Field Trips

Covid19 Update

Dear Teachers and Group Leaders,

We recognize that this is a year like no other and are committed to bringing your favourite programs to life in new and creative ways! You can find our 2020 virtual, school yard, and small group program listing here.

We are also currently able to safely offer several of our traditional programs in person in our parks for limited classes/groups. Please check the appropriate page to see if your favourite is still available! Due to the rapidly changing nature of the pandemic we are not accepting bookings for traditional in-park programs more than one month in advance to ensure we are able to meet your needs within Public Health guidelines. As the situation is continually evolving, please check back often or feel free to contact Education Manager Brenna Bartley at bbartley@hrca.on.ca for more information.

Yours in the Outdoors,
The Conservation Halton Education Team


 

 

Environmental education brings students outside school walls and into natural classrooms where they can get their hands dirty looking for salamanders, doing soil samples, planting native species. These activities inspire awe, which in turn inspires care. It reaches students on an intellectual and emotional level we are less able to reach inside four walls. In providing moments discovering a longhouse or watching the flight of a Great Horned Owl, Environmental education reaches students conventional classrooms miss.

Conservation Halton offers field trips for students from kindergarten through to Grade 12 at Crawford Lake and Mountsberg Conservation Areas.
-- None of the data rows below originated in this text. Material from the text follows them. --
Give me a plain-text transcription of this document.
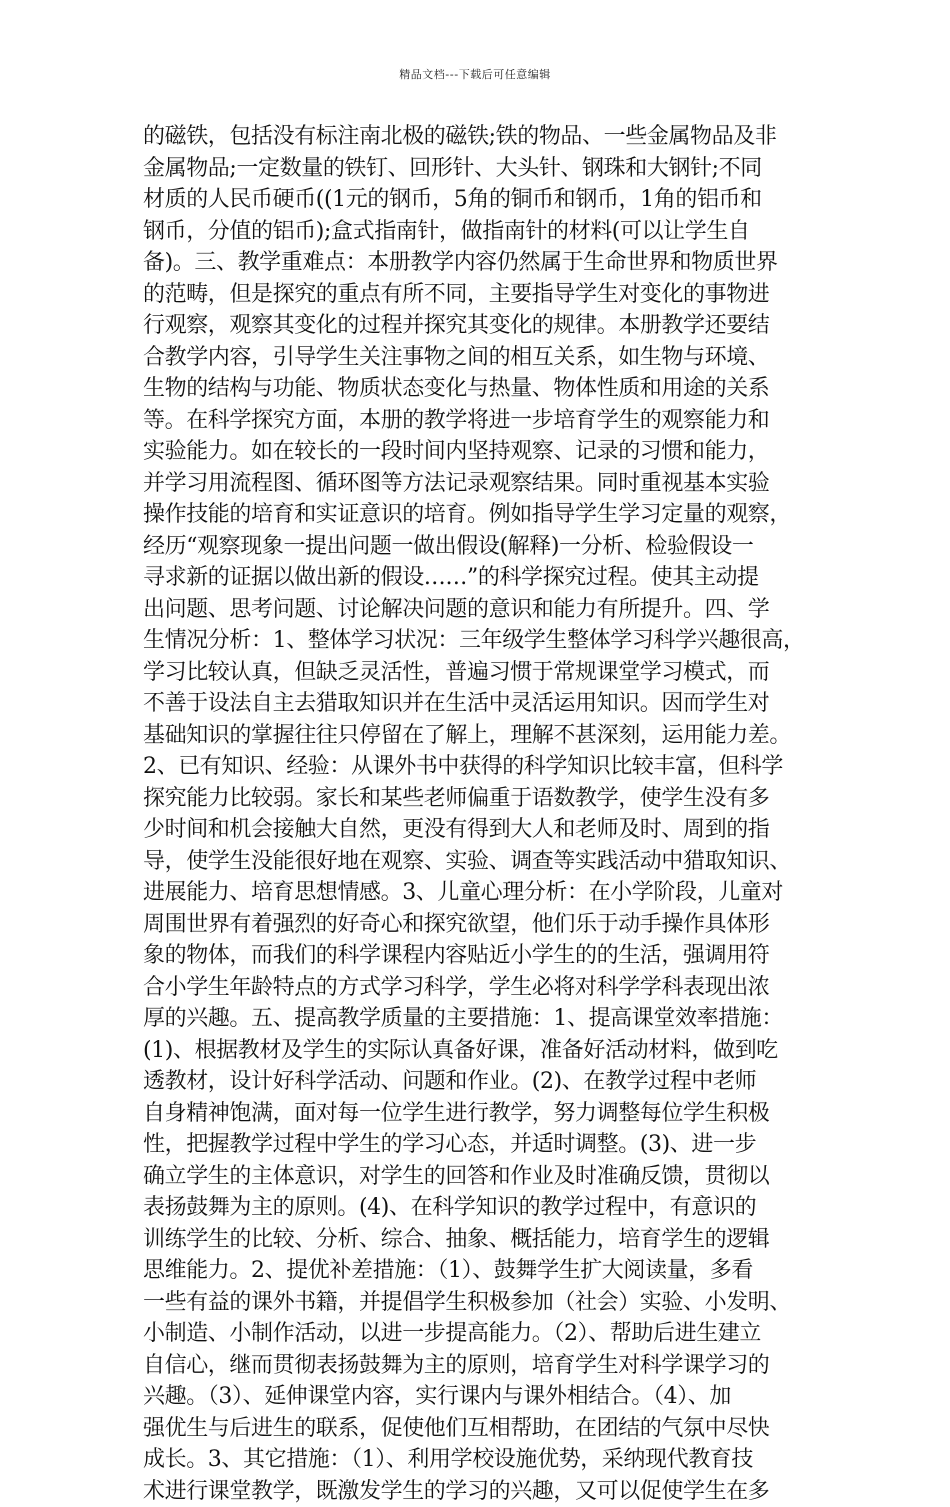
精品文档---下载后可任意编辑
的磁铁，包括没有标注南北极的磁铁;铁的物品、一些金属物品及非
金属物品;一定数量的铁钉、回形针、大头针、钢珠和大钢针;不同
材质的人民币硬币((1元的钢币，5角的铜币和钢币，1角的铝币和
钢币，分值的铝币);盒式指南针，做指南针的材料(可以让学生自
备)。三、教学重难点：本册教学内容仍然属于生命世界和物质世界
的范畴，但是探究的重点有所不同，主要指导学生对变化的事物进
行观察，观察其变化的过程并探究其变化的规律。本册教学还要结
合教学内容，引导学生关注事物之间的相互关系，如生物与环境、
生物的结构与功能、物质状态变化与热量、物体性质和用途的关系
等。在科学探究方面，本册的教学将进一步培育学生的观察能力和
实验能力。如在较长的一段时间内坚持观察、记录的习惯和能力，
并学习用流程图、循环图等方法记录观察结果。同时重视基本实验
操作技能的培育和实证意识的培育。例如指导学生学习定量的观察，
经历“观察现象一提出问题一做出假设(解释)一分析、检验假设一
寻求新的证据以做出新的假设……”的科学探究过程。使其主动提
出问题、思考问题、讨论解决问题的意识和能力有所提升。四、学
生情况分析：1、整体学习状况：三年级学生整体学习科学兴趣很高，
学习比较认真，但缺乏灵活性，普遍习惯于常规课堂学习模式，而
不善于设法自主去猎取知识并在生活中灵活运用知识。因而学生对
基础知识的掌握往往只停留在了解上，理解不甚深刻，运用能力差。
2、已有知识、经验：从课外书中获得的科学知识比较丰富，但科学
探究能力比较弱。家长和某些老师偏重于语数教学，使学生没有多
少时间和机会接触大自然，更没有得到大人和老师及时、周到的指
导，使学生没能很好地在观察、实验、调查等实践活动中猎取知识、
进展能力、培育思想情感。3、儿童心理分析：在小学阶段，儿童对
周围世界有着强烈的好奇心和探究欲望，他们乐于动手操作具体形
象的物体，而我们的科学课程内容贴近小学生的的生活，强调用符
合小学生年龄特点的方式学习科学，学生必将对科学学科表现出浓
厚的兴趣。五、提高教学质量的主要措施：1、提高课堂效率措施：
(1)、根据教材及学生的实际认真备好课，准备好活动材料，做到吃
透教材，设计好科学活动、问题和作业。(2)、在教学过程中老师
自身精神饱满，面对每一位学生进行教学，努力调整每位学生积极
性，把握教学过程中学生的学习心态，并适时调整。(3)、进一步
确立学生的主体意识，对学生的回答和作业及时准确反馈，贯彻以
表扬鼓舞为主的原则。(4)、在科学知识的教学过程中，有意识的
训练学生的比较、分析、综合、抽象、概括能力，培育学生的逻辑
思维能力。2、提优补差措施：（1）、鼓舞学生扩大阅读量，多看
一些有益的课外书籍，并提倡学生积极参加（社会）实验、小发明、
小制造、小制作活动，以进一步提高能力。（2）、帮助后进生建立
自信心，继而贯彻表扬鼓舞为主的原则，培育学生对科学课学习的
兴趣。（3）、延伸课堂内容，实行课内与课外相结合。（4）、加
强优生与后进生的联系，促使他们互相帮助，在团结的气氛中尽快
成长。3、其它措施：（1）、利用学校设施优势，采纳现代教育技
术进行课堂教学，既激发学生的学习的兴趣，又可以促使学生在多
More than 50,000 students from school boards from Halton Region and throughout the GTA participate in Conservation Halton environmental education programs. 

Environmental education is a critical component in the development of healthy, ecologically conscious citizens. It helps those who participate to develop a sense of place, a sense of the rocks, trees, streams and fields that silently but solidly support our communities. It opens our eyes to the interconnections between the health of our watershed and the plants and animals that live there and the health of our families.